Yes feature scaling depends on the kernel and in general it's a good idea. The kernel is effectively a distance and if different features vary on different scales then this can matter. For the RBF kernel, for instance, we have
$$
K(x, x') = \exp\left(-\gamma ||x-x'||^2\right)
$$
so if one dimension takes much larger values than others then it will dominate the kernel values and you'll lose some signal in other dimensions. This applies to the linear kernel too.
But this doesn't apply to all kernels, since some have scaling built in. For example, you could do something like the ARD kernel or Mahalanobis kernel with
$$
K(x, x') = \exp\left(-\gamma (x-x')^T\hat \Sigma^{-1}(x-x')\right)
$$
where $\hat \Sigma$ is the sample covariance matrix or maybe just the diagonal matrix of individual variances. As a function of $x$ and $x'$ this is still PD so it's a valid kernel.
As a general strategy for deciding if this is an issue for any particular kernel, just do what they did in the linked question and try it with data like $x=(1000,1,2,3)$, $x'=(500, .5, 3, 2)$ and see if the first dimension necessarily dominates.

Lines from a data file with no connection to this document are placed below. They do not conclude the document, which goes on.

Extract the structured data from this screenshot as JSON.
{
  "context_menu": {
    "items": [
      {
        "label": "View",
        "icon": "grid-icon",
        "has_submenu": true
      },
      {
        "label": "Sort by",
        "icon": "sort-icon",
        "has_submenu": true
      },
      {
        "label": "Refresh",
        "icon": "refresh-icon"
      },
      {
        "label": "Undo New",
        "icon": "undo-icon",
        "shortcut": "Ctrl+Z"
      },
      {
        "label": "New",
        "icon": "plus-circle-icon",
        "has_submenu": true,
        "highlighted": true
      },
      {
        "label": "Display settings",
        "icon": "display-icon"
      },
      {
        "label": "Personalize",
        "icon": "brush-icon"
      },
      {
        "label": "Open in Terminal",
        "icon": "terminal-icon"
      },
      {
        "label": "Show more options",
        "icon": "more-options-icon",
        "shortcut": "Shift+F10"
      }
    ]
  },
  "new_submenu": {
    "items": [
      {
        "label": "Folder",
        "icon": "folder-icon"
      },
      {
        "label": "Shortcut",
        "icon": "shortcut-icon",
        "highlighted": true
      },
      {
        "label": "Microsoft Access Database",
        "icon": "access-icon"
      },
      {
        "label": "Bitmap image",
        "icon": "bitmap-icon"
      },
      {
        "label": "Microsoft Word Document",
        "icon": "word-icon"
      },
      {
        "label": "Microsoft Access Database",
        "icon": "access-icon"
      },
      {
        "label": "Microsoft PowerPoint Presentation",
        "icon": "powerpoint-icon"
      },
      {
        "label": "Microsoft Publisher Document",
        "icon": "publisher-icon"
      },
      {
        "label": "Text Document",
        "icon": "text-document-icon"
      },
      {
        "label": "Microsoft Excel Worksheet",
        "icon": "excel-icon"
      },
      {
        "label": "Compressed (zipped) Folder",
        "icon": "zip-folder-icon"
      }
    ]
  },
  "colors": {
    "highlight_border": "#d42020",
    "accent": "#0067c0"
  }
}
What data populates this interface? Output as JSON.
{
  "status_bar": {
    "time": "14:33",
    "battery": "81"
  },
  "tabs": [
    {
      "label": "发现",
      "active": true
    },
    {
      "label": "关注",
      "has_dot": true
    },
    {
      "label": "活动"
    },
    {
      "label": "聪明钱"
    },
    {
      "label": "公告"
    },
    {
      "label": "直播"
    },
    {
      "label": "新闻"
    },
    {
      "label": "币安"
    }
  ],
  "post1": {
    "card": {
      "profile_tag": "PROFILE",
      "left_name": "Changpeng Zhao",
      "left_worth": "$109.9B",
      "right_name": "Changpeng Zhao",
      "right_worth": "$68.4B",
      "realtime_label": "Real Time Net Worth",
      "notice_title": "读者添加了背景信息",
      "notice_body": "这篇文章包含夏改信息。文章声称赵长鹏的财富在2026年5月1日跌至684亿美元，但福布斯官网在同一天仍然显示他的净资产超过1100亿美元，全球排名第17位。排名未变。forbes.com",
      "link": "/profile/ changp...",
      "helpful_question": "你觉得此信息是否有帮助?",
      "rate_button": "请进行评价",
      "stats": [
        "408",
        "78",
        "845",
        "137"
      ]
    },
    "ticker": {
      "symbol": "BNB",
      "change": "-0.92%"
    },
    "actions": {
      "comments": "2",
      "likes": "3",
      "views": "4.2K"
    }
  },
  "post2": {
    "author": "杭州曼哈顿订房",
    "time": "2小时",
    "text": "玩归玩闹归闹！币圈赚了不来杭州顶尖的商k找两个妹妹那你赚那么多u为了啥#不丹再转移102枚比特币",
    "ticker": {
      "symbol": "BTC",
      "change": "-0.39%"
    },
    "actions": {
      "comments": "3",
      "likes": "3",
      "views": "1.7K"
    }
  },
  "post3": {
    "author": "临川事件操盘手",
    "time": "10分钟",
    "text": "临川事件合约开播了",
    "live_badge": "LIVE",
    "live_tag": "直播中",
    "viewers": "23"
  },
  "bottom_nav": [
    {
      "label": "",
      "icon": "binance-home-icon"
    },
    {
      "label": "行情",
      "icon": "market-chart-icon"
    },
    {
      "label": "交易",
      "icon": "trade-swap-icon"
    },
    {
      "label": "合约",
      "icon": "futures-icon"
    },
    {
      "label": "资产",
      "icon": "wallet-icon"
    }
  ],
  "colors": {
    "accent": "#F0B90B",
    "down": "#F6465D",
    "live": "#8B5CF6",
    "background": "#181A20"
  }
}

Another way to try to assess a given kernel is to try to see if it inherits scale issues from subfunctions. For example, consider the polynomial kernel $K_{poly}(x,x') = (a+cx^Tx')^d$. We can write this as a function of the linear kernel $x^Tx'$, which we already know to be sensitive to scale, and the map $z \mapsto (a+cz)^d$ won't undo scale issues, so we can see that the polynomial kernel inherits these issues. We can do a similar analysis by writing the RBF kernel as a function of the scale-sensitive $||x-x'||^2$.